Mit dem Wegfall der Musik Charts kann es wieder möglich sein, dass Nirvana in den Top 100 Charts mit ihren alten Titeln alle paar Monate wieder Einzug hält. Schließlich kann ich die einzelne Single nicht mehr einzeln erwerben – wenn überhaupt ist das nur für Sammler oder über Restbestände möglich. Bei großen Händlern wie Mediamarkt oder Saturn findet man nur das Album und nicht wie die Single den einzelnen Song. Es handelt sich bei allen Gebahren rund um die Musik Charts, um eine Verzerrung der Zahlen bei Media Control zu Gunsten dessen, was als neues Produkt zu einem neuen Publikum gebracht werden soll.

Nur das Zusammenführen von allen Kanälen der Musik generiert tatsächliche Zahlen, die als valide Charts für das Hör- und Kaufverhalten aussagekräftig sind. Als Plattformanbieter bieten wir sogar die Funktionen wie das Tagging, Ranking und Bewerten an, um die einzelnen Inhalte eindeutig zu zählen – wenn dadurch keine verzerrten Messungen durch etwaige Manipulation stattfinden wird. Für die Musikindustrie würde es sich wieder lohnen die Künstler zu pushen, die mit ihrer Musik heute noch Millionen bewegen.

Schließlich ist es egal, ob ich mir eine CD anhöre oder auf sevenload oder youtube ein Musikvideo ansehe: Der Effekt ist vergleichbar und die Musikindustrie erhält durch die prominente Platzierung innerhalb des Musikkanals eine höhere Wertigkeit für den Inhalt, die durch die Einblendung von Werbung vor den Musikvideos sogar zusätzliche Umsätze generiert. Ebenfalls muss es das Long Tail Prinzip auch bei Musik geben. Ich kann mir kaum vorstellen, dass ich der einzige bin, der sich ältere Songs kauft, die nur noch in „Greatest Hits“ eines Künstlers erscheinen. Ich kann mir gut vorstellen, dass es diesen Monat mehrere Online-Käufer sich auch den Song von Bobby Womack gekauft haben, nur weil sie den Trailer sahen und von der Musik eindeutig angesprochen wurden.
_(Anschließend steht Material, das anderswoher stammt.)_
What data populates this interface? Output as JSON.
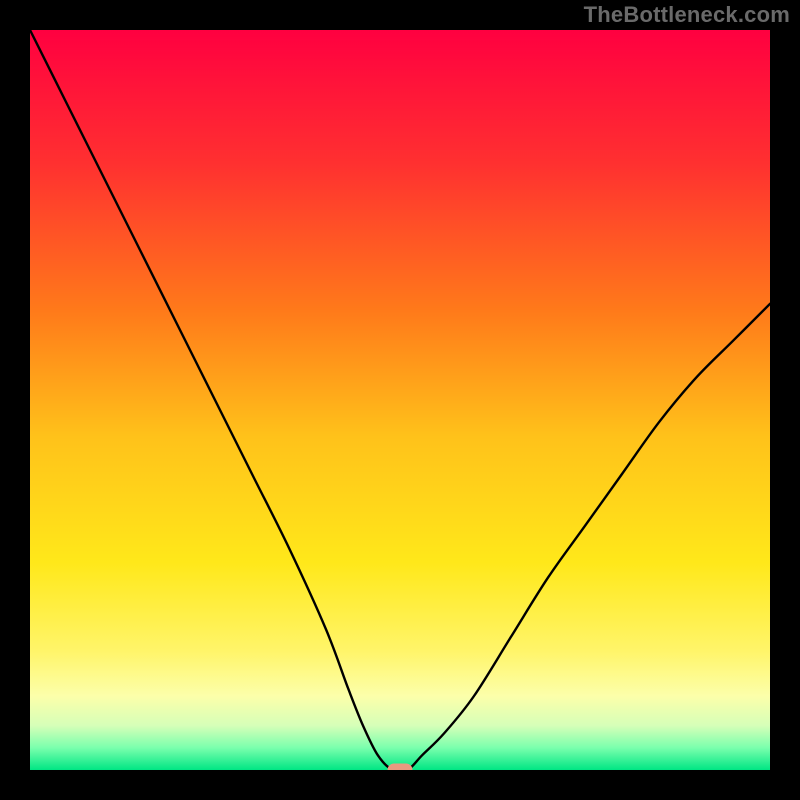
{
  "watermark": "TheBottleneck.com",
  "colors": {
    "marker": "#ea9a80",
    "curve": "#000000",
    "gradient_stops": [
      {
        "offset": "0%",
        "color": "#ff0040"
      },
      {
        "offset": "18%",
        "color": "#ff3030"
      },
      {
        "offset": "38%",
        "color": "#ff7a1a"
      },
      {
        "offset": "55%",
        "color": "#ffc21a"
      },
      {
        "offset": "72%",
        "color": "#ffe81a"
      },
      {
        "offset": "84%",
        "color": "#fff56a"
      },
      {
        "offset": "90%",
        "color": "#fcffaa"
      },
      {
        "offset": "94%",
        "color": "#d6ffb8"
      },
      {
        "offset": "97%",
        "color": "#7affad"
      },
      {
        "offset": "100%",
        "color": "#00e684"
      }
    ]
  },
  "chart_data": {
    "type": "line",
    "title": "",
    "xlabel": "",
    "ylabel": "",
    "xlim": [
      0,
      100
    ],
    "ylim": [
      0,
      100
    ],
    "series": [
      {
        "name": "bottleneck_curve",
        "x": [
          0,
          5,
          10,
          15,
          20,
          25,
          30,
          35,
          40,
          43,
          45,
          47,
          49,
          51,
          53,
          56,
          60,
          65,
          70,
          75,
          80,
          85,
          90,
          95,
          100
        ],
        "y": [
          100,
          90,
          80,
          70,
          60,
          50,
          40,
          30,
          19,
          11,
          6,
          2,
          0,
          0,
          2,
          5,
          10,
          18,
          26,
          33,
          40,
          47,
          53,
          58,
          63
        ]
      }
    ],
    "marker": {
      "x": 50,
      "y": 0
    }
  }
}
Es ist wirklich höchste Zeit, dass man über solche Maßnahmen nachdenkt, wie man den exakten Musikgeschmack und Musikkonsum der Menschen abbilden kann. Derzeit denken wir über solche Möglichkeiten intensiv nach, da wir im Prinzip auch eigene Charts als zusätzliche Dienstleistung anbieten werden – auch bald für Musik.

Es muss sich etwas ändern. Echte nutzergenerierte Charts findet man bei Last.fm – und das hat mehr Aussagekraft als eine Top 100 Liste auf Papier:

Radiohead, The Beatles, Red Hot Chili Peppers, Muse, Coldplay, Metallica, Linkin Park, Foo Fighters, The Killers, Nirvana, Pink Floyd, System of a Down, Led Zeppelin, Arctic Monkeys, Daft Punk.
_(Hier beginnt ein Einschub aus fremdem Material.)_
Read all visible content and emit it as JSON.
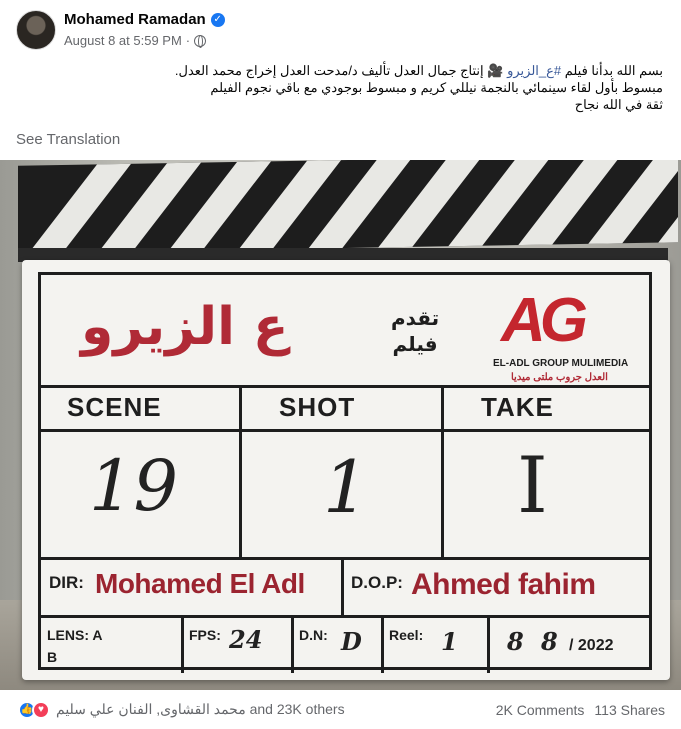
{
  "post": {
    "author": "Mohamed Ramadan",
    "timestamp": "August 8 at 5:59 PM",
    "audience_icon": "globe-icon",
    "verified_icon": "verified-badge-icon",
    "text_line1_before": "بسم الله بدأنا فيلم ",
    "hashtag": "#ع_الزيرو",
    "text_line1_after": " 🎥 إنتاج جمال العدل تأليف د/مدحت العدل إخراج محمد العدل.",
    "text_line2": "مبسوط بأول لقاء سينمائي بالنجمة نيللي كريم و مبسوط بوجودي مع باقي نجوم الفيلم",
    "text_line3": "ثقة في الله نجاح",
    "see_translation": "See Translation"
  },
  "clapperboard": {
    "film_title": "ع الزيرو",
    "presents_line1": "تقدم",
    "presents_line2": "فيلم",
    "logo_mark": "AG",
    "logo_sub_en": "EL-ADL GROUP MULIMEDIA",
    "logo_sub_ar": "العدل جروب ملتى ميديا",
    "scene_label": "SCENE",
    "shot_label": "SHOT",
    "take_label": "TAKE",
    "scene_value": "19",
    "shot_value": "1",
    "take_value": "I",
    "dir_label": "DIR:",
    "dir_value": "Mohamed El Adl",
    "dop_label": "D.O.P:",
    "dop_value": "Ahmed fahim",
    "lens_label": "LENS: A",
    "lens_b": "B",
    "fps_label": "FPS:",
    "fps_value": "24",
    "dn_label": "D.N:",
    "dn_value": "D",
    "reel_label": "Reel:",
    "reel_value": "1",
    "date_value_day": "8",
    "date_value_month": "8",
    "date_value_year": "/ 2022"
  },
  "footer": {
    "reactions_text": "محمد القشاوى, الفنان علي سليم and 23K others",
    "comments": "2K Comments",
    "shares": "113 Shares"
  },
  "colors": {
    "accent": "#1877f2",
    "brand_red": "#c4262e",
    "hashtag": "#385898"
  }
}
Diese Charts sehe ich eher richtig an, als die offizielle Chart von Media Control. Natürlich muss sich Last.fm selbst auch noch weiterentwickeln und jedem Musikfreund weltweit bekannt werden. Doch dann kann man auch tatsächliche Größen über den Musikkonsum abbilden. Wenn alle an einem Strang ziehen und daran entwickeln, sind gewaltige Musik Charts über beispielsweise eine offene und damit offizielle API von allen bekannten Online Plattformen als Mashup, das Synonym für die Musik Charts im 21. Jahrhundert ohne jegliche Verzerrung des Marktes.
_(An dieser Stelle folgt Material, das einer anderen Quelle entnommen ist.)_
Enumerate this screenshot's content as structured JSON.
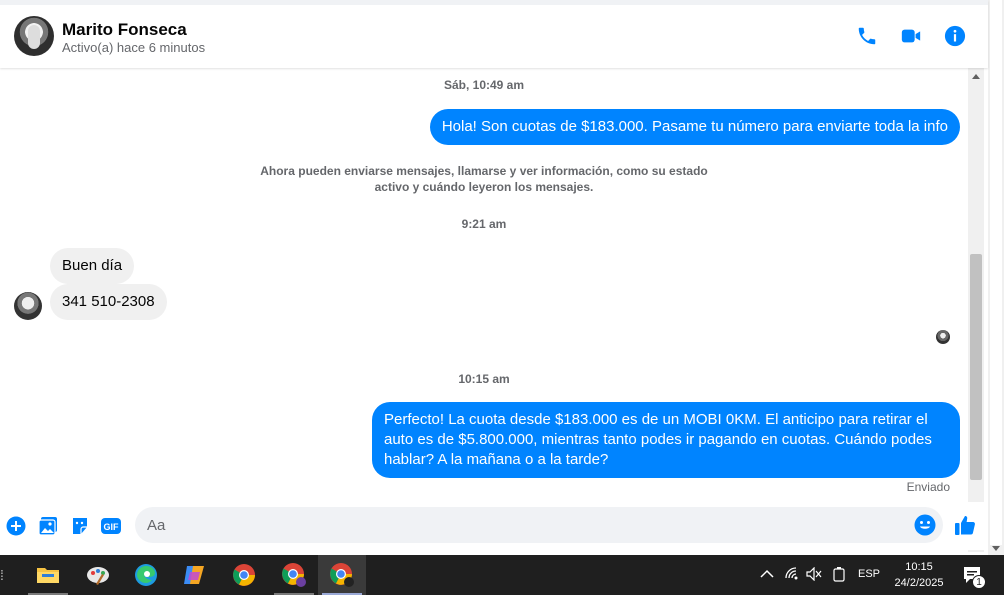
{
  "header": {
    "name": "Marito Fonseca",
    "status": "Activo(a) hace 6 minutos",
    "accent": "#0084ff"
  },
  "chat": {
    "timestamps": [
      "Sáb, 10:49 am",
      "9:21 am",
      "10:15 am"
    ],
    "system_notice": "Ahora pueden enviarse mensajes, llamarse y ver información, como su estado activo y cuándo leyeron los mensajes.",
    "messages": [
      {
        "from": "me",
        "text": "Hola! Son cuotas de $183.000. Pasame tu número para enviarte toda la info"
      },
      {
        "from": "them",
        "text": "Buen día"
      },
      {
        "from": "them",
        "text": "341 510-2308"
      },
      {
        "from": "me",
        "text": "Perfecto! La cuota desde $183.000 es de un MOBI 0KM. El anticipo para retirar el auto es de $5.800.000, mientras tanto podes ir pagando en cuotas. Cuándo podes hablar? A la mañana o a la tarde?"
      }
    ],
    "delivery_status": "Enviado"
  },
  "composer": {
    "placeholder": "Aa"
  },
  "taskbar": {
    "apps": [
      "file-explorer",
      "paint",
      "edge",
      "copilot",
      "chrome",
      "chrome-profile",
      "chrome-active"
    ],
    "language": "ESP",
    "time": "10:15",
    "date": "24/2/2025",
    "notification_count": "1"
  }
}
Sowohl die Musikindustrie als auch die Hörer – jeder wäre überrascht, wie lange sich Songs in den Charts wirklich halten können. Diese wären dann auch absolut zeitnah aktuell und gleichzeitig weltweit sowie regional und lokal skalierbar. Ich werde versuchen alle Kollegen für ein solches zu motivieren und sich dabei intensiv einzubringen um diese Ideen als Projekt zu realisieren – wie findet ihr diese Idee?